Implementing a system that can navigate through unfamiliar rooms and perform specific tasks has been realised through a collaboration between researchers at New York University and Meta. They used a robot known as ‘Stretch’, manufactured by Hello Robot, which features a mobile unit with a tall pole and a retractable arm. The robot was able to operate in 10 separate rooms across five different homes.
The researchers used the Record3D iPhone app in a room containing the robot to scan their surroundings. The app exploits the phone’s lidar system to create a 3D video, which could then be shared with the robot.

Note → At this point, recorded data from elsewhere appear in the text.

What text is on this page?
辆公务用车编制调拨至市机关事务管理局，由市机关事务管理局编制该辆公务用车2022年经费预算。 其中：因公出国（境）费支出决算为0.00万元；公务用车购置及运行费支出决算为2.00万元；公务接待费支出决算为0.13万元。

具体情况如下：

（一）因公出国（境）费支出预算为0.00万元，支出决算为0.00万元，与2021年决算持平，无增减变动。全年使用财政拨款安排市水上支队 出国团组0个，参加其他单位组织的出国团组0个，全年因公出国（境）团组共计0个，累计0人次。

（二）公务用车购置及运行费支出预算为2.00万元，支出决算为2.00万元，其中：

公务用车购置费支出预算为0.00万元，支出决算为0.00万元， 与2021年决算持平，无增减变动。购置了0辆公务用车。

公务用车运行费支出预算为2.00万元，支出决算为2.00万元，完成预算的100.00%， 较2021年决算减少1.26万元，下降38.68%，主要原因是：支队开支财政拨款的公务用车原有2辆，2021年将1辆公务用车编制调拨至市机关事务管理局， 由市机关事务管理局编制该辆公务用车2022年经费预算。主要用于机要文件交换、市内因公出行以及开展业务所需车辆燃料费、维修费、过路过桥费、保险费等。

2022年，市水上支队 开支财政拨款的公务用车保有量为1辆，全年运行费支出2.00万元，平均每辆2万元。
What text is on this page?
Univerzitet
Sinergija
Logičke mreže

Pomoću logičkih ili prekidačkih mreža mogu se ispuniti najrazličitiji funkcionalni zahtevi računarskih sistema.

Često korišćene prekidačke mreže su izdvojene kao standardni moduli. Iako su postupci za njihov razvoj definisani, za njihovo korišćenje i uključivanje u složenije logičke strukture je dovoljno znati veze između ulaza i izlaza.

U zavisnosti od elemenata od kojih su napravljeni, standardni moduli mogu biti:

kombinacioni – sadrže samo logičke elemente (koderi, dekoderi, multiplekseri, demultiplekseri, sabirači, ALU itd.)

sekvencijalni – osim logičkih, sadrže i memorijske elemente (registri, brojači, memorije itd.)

The system used by the robot, known as OK-Robot, processed an open-source AI object detection model on the video frames. This was aided by other open-source models to help the robot recognise objects in the room, such as a toy dragon, a tube of toothpaste, or a pack of playing cards, as well as locations within the room such as a chair, a table, or a trash can. The robot was then commanded to pick up a specified object and move it elsewhere. The robot’s pincer arm was successful in carrying out this task in 58.5% of cases, and this success rate increased to 82% in less cluttered rooms. It should be noted that this research has not been peer-reviewed as yet.
The significant advancements in AI capabilities recently, especially in the realms of language and computer vision, have given robotics researchers access to a wealth of open-source AI models and resources that were not available even a few years ago. This is according to Matthias Minderer, a Senior Computer Vision Research Scientist at Google DeepMind, who was not part of this project. He noted that it’s not common to solely depend on pre-existing models, making their successful implementation noteworthy.